Ma, soprattutto, elemento vincente è la capacità di coniugare la spettacolarità delle riprese statunitensi con un inedito elemento che, precedentemente, mancava totalmente nelle “soap opera”: il valore assoluto della “care”, ovvero della cura del prossimo.

Una giovane sceneggiatrice afroamericana, Shonda Rhimes, coglie la straordinaria potenzialità di questo aspetto e anche la sua finalità divulgativa e nel 2003 nasce “ Grey’s Anatomy”, probabilmente la serie tv che ha maggiormente interagito, negli anni, con gli spettatori in termini di valori trasmessi e di scelte di vita.

Le vite e le vicende dei personaggi, così come sono strutturati, fra amori combattuti,  difficoltà lavorative, conflitti tra genitori e figli, battaglie contro i pregiudizi di vario genere quale l’omosessualità, la diseguaglianza dei sessi o l’alcolismo, trovano una connessione sia di tipo ideologico che ideale con le vicende strettamente mediche: in virtù di questa incredibile associazione,i personaggi di “Grey’s Anatomy” vengono empaticamente percepiti come uomini e donne che, attraverso il proprio lavoro, rivelano la propria anima.
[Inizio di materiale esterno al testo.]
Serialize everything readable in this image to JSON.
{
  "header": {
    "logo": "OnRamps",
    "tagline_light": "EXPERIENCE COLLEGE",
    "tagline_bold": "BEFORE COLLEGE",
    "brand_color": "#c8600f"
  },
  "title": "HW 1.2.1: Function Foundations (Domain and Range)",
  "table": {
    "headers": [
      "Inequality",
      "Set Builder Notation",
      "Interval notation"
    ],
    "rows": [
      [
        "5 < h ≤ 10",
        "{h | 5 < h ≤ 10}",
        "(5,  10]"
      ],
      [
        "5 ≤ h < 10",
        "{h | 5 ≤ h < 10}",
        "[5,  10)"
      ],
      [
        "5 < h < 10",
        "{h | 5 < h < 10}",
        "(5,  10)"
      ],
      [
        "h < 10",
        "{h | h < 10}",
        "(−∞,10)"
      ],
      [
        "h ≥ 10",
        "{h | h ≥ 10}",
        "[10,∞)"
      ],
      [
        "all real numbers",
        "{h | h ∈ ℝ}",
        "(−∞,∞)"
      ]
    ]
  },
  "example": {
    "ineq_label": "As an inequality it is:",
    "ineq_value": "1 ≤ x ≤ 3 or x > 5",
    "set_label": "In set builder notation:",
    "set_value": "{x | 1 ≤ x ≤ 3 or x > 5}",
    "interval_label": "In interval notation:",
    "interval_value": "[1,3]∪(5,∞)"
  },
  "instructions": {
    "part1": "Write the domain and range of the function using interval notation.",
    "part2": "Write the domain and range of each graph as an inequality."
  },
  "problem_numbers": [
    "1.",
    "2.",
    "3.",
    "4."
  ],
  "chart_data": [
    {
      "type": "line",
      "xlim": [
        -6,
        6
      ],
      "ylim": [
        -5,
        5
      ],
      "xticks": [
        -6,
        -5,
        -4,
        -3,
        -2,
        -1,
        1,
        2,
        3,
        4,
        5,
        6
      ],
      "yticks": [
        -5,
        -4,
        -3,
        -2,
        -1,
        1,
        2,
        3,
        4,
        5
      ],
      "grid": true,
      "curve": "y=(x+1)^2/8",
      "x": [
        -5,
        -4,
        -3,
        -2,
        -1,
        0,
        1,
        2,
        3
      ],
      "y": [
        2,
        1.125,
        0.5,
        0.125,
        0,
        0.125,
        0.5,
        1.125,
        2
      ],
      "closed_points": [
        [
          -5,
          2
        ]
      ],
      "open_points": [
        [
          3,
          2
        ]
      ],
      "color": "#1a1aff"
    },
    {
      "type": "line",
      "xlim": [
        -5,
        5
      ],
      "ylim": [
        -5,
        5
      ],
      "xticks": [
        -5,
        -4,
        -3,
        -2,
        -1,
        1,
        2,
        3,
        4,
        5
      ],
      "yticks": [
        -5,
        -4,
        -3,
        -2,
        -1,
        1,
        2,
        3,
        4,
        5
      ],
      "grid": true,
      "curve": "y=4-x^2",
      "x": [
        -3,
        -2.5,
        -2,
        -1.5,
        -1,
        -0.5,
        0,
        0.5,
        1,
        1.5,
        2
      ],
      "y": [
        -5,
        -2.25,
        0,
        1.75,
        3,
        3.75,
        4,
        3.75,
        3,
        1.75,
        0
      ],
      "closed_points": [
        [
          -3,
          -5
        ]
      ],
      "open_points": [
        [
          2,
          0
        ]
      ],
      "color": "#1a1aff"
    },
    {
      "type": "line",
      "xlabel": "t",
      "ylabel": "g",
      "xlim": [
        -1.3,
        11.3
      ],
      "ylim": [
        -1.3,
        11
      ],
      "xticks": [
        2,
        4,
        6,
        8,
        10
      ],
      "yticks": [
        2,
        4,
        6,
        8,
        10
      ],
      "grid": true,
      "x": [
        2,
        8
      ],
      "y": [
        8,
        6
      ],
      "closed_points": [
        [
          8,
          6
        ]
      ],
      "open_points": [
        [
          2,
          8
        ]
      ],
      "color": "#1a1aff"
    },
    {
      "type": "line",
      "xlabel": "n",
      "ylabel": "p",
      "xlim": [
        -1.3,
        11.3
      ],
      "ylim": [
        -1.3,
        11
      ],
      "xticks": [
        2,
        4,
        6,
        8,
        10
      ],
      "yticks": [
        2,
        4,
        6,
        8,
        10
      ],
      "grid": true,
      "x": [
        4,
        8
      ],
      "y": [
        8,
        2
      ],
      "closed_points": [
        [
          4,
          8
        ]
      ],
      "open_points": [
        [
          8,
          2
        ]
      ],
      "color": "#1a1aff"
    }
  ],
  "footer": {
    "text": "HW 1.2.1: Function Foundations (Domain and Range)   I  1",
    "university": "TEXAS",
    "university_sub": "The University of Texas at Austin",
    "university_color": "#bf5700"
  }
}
Non sono dunque le loro vicende a essere il centro della narrazione, ma piuttosto la metafora che esse rappresentano per la vita di ciascun essere umano.

“Grey’s Anatomy” è alla quindicesima stagione, mantenendo un livello di ascolti e di fan straordinario per la longevità del programma: tanti telespettatori preferiscono vedere una puntata di questa serie tv piuttosto che un bel film o una trasmissione, sicuramente più interessante, di musica, teatro o  politica.

Credo proprio che siano davanti alla testimonianza che le persone durante il cammino della vita avvertano il bisogno di sentirsi confortati dalla comprensione che le proprie battaglie quotidiane siano, essenzialmente, le stesse di quelle di altri; che, seppur nelle vesti di personaggi di fiction, le vivono anch’essi in maniera similare, e  trarre sollievo dalla circostanza che, se in un modo o in un altro tali personaggi riescono a “cavalcare la vita rimanendo in sella”, ognuno di noi può farlo, con i mezzi che si ritrova a disposizione.

E che al di là delle meschinità e delle brutalità che, purtroppo, fanno parte della  nostra natura esiste un istinto naturale dell’uomo a prendersi cura degli altri e a fare di quella cura il senso della propria vita, indipendentemente dal sesso, dalla religione, dall’età o dall’etnia.

Perché l’uomo esiste veramente quando entra in relazione con altri uomini e può realizzare se stesso appieno e in maniera duratura esclusivamente prendendosene cura e lasciando che altri si prendano cura di lui, senza limitazioni di genere o di razza.

E se tali messaggi raggiungono milioni e milioni di telespettatori, anno dopo anno, per oltre quattordici anni e risultano ancora vincenti vuol dire che, probabilmente, c’è bisogno proprio di questo.

Magari per continuare a credere che ci sia ancora speranza in un Mondo che i “Potenti della Terra” hanno cercato, da molti anni, di orientare verso altri e molto meno nobili valori!

Pubblicato da Rita Scarpelli

Sono Rita Scarpelli e vivo a Napoli, una città complessa ma, allo stesso tempo, quasi surreale con i suoi mille volti e le sue molteplici sfaccettature. Anche forse grazie a questa magia, da quando ero bambina ho amato la lettura e la scrittura . Nonostante gli studi in Economia e Commercio mi abbiano condotta verso altri saperi e altre esperienze professionali, il mio mondo interiore è sempre stato popolato dai personaggi e dalle storie dei libri che leggevo e ancora oggi credo fortemente che leggere sia un’esperienza meravigliosa. Parafrasando Umberto Eco, “Chi non legge avrà vissuto una sola vita, la propria, mentre chi legge avrà vissuto 5000 anni…perché la lettura è un’immortalità all’indietro”. Lo scorso anno ho vissuto l’esperienza incredibile di pubblicare il mio romanzo di esordio “ E’ PASSATO”, nato dalla sinergia dell’ amore per la scrittura con la mia seconda grande passione che è la psicologia. E poiché non c’è niente di più bello di condividere quello che ama con gli altri, eccomi qui insieme a voi!